A zona do castelo em Lisboa tem-se tornado um pólo dinamizador da noite de Lisboa. Mas não são só os bares que fazem desta zona de Lisboa umas das mais frequentadas pelos alfacinhas. O Teatro Taborda é um local de culto para quem está atento às novidades teatrais e um espaço que tem sido da responsabilidade dos Artistas Unidos.
Uma das propostas em cena no Teatro Taborda durante o mês de Maio é T1, o primeiro original de José Maria Vieira Mendes que fecha um círculo iniciado com “Dois Homens”, um monólogo de Kafka.
T1 parte de uma regra antiga do teatro, a unidade de lugar: uma casa, três portas, quatro personagens que entram e saem, que se encontram e se despedem, bebem e falam. O palco – embora imóvel como quase todos os palcos - é um lugar instável. Sem mudanças de cena, diante dos nossos olhos, veremos como uma sala pode esconder outra e outra, e ainda outra. Basta acreditar nas histórias daquelas personagens.
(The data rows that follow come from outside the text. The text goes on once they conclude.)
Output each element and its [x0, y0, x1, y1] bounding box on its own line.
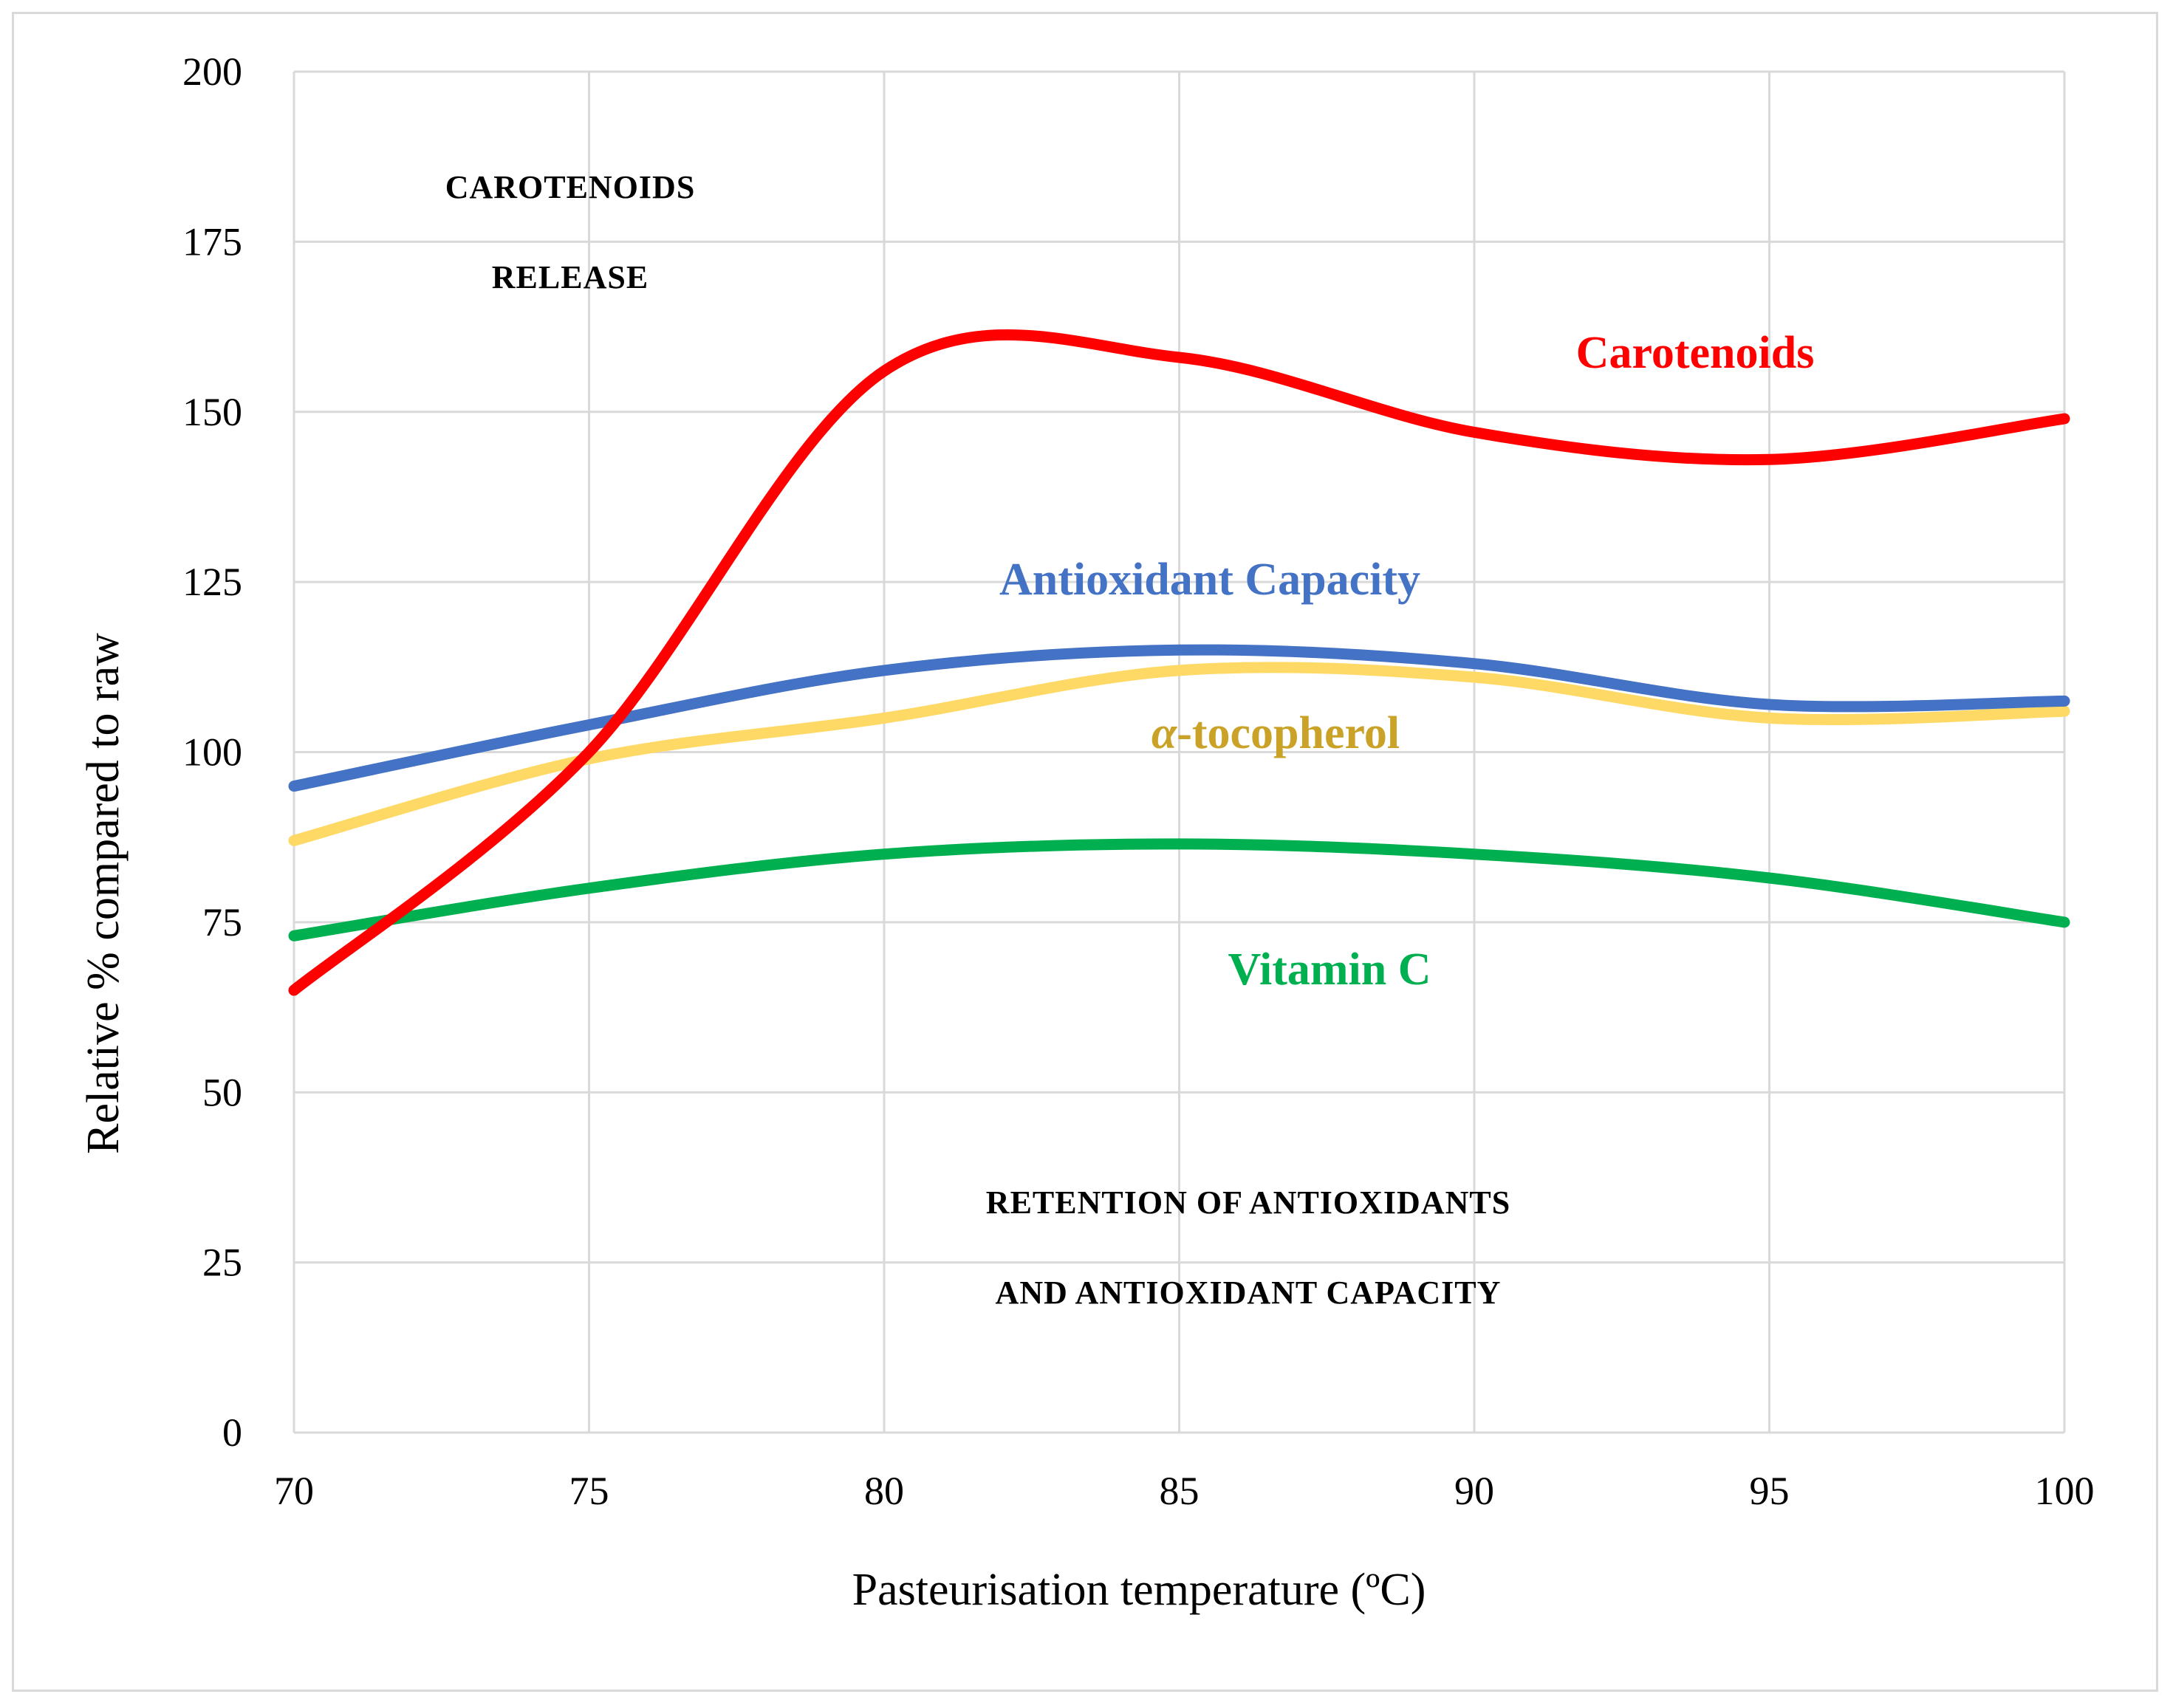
x-tick-label-75: 75 — [569, 1469, 609, 1513]
series-line-vitamin-c — [288, 838, 2070, 942]
x-axis-ticks: 70 75 80 85 90 95 100 — [274, 1469, 2095, 1513]
annotation-retention: RETENTION OF ANTIOXIDANTS — [986, 1184, 1510, 1221]
x-tick-label-95: 95 — [1750, 1469, 1790, 1513]
tocopherol-name: -tocopherol — [1177, 708, 1400, 758]
x-tick-label-80: 80 — [864, 1469, 904, 1513]
y-tick-label-25: 25 — [202, 1241, 242, 1285]
annotation-release: RELEASE — [492, 259, 649, 295]
y-axis-title: Relative % compared to raw — [78, 633, 129, 1154]
x-tick-label-100: 100 — [2035, 1469, 2095, 1513]
y-tick-label-50: 50 — [202, 1070, 242, 1114]
y-tick-label-75: 75 — [202, 900, 242, 944]
y-tick-label-125: 125 — [182, 560, 242, 604]
series-lines — [288, 329, 2070, 996]
annotation-carotenoids: CAROTENOIDS — [445, 169, 696, 205]
alpha-prefix: α — [1151, 708, 1178, 758]
series-label-tocopherol: α-tocopherol — [1151, 708, 1400, 758]
series-line-antioxidant-capacity — [288, 644, 2070, 792]
x-tick-label-70: 70 — [274, 1469, 314, 1513]
y-tick-label-0: 0 — [222, 1410, 242, 1455]
y-tick-label-175: 175 — [182, 219, 242, 264]
series-line-carotenoids — [288, 329, 2070, 996]
y-axis-ticks: 0 25 50 75 100 125 150 175 200 — [182, 49, 242, 1455]
x-tick-label-90: 90 — [1454, 1469, 1494, 1513]
x-tick-label-85: 85 — [1160, 1469, 1200, 1513]
chart-frame — [12, 12, 2158, 1692]
y-tick-label-150: 150 — [182, 390, 242, 434]
series-label-vitamin-c: Vitamin C — [1228, 944, 1431, 995]
series-label-carotenoids: Carotenoids — [1576, 328, 1815, 378]
y-tick-label-200: 200 — [182, 49, 242, 94]
gridlines — [292, 70, 2066, 1434]
y-tick-label-100: 100 — [182, 730, 242, 775]
series-label-antioxidant-capacity: Antioxidant Capacity — [999, 555, 1420, 605]
x-axis-title: Pasteurisation temperature (ºC) — [852, 1565, 1426, 1615]
annotation-antioxidant-capacity: AND ANTIOXIDANT CAPACITY — [996, 1275, 1502, 1311]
Foi esta ideia de transformação e de mutação que serviram de mote para a escrita desta peça. Nas notas de apresentação de T1, José Maria Vieira Mendes explica o que pretendia com esta peça: “Quis uma peça que contasse a história de um cenário que começa com uma forma e acaba com outra, mas cuja mudança não fosse dada a ver, antes fosse sugerida. Assim, contém o palco o fim já no princípio. Se nos distanciarmos, apercebemo-nos da ilusão, se nos mantivermos fiéis à ficção, acreditamos”.
Encenado por Jorge Silva Melo, com a assistência de João Meireles e Américo Silva e com a interpretação de Joana Bárcia, António Simão, Pedro Carraca e Miguel Borges, nos quatro papéis principais, T1 estreia dia 6 de Maio e irá manter-se em cena até dia 30.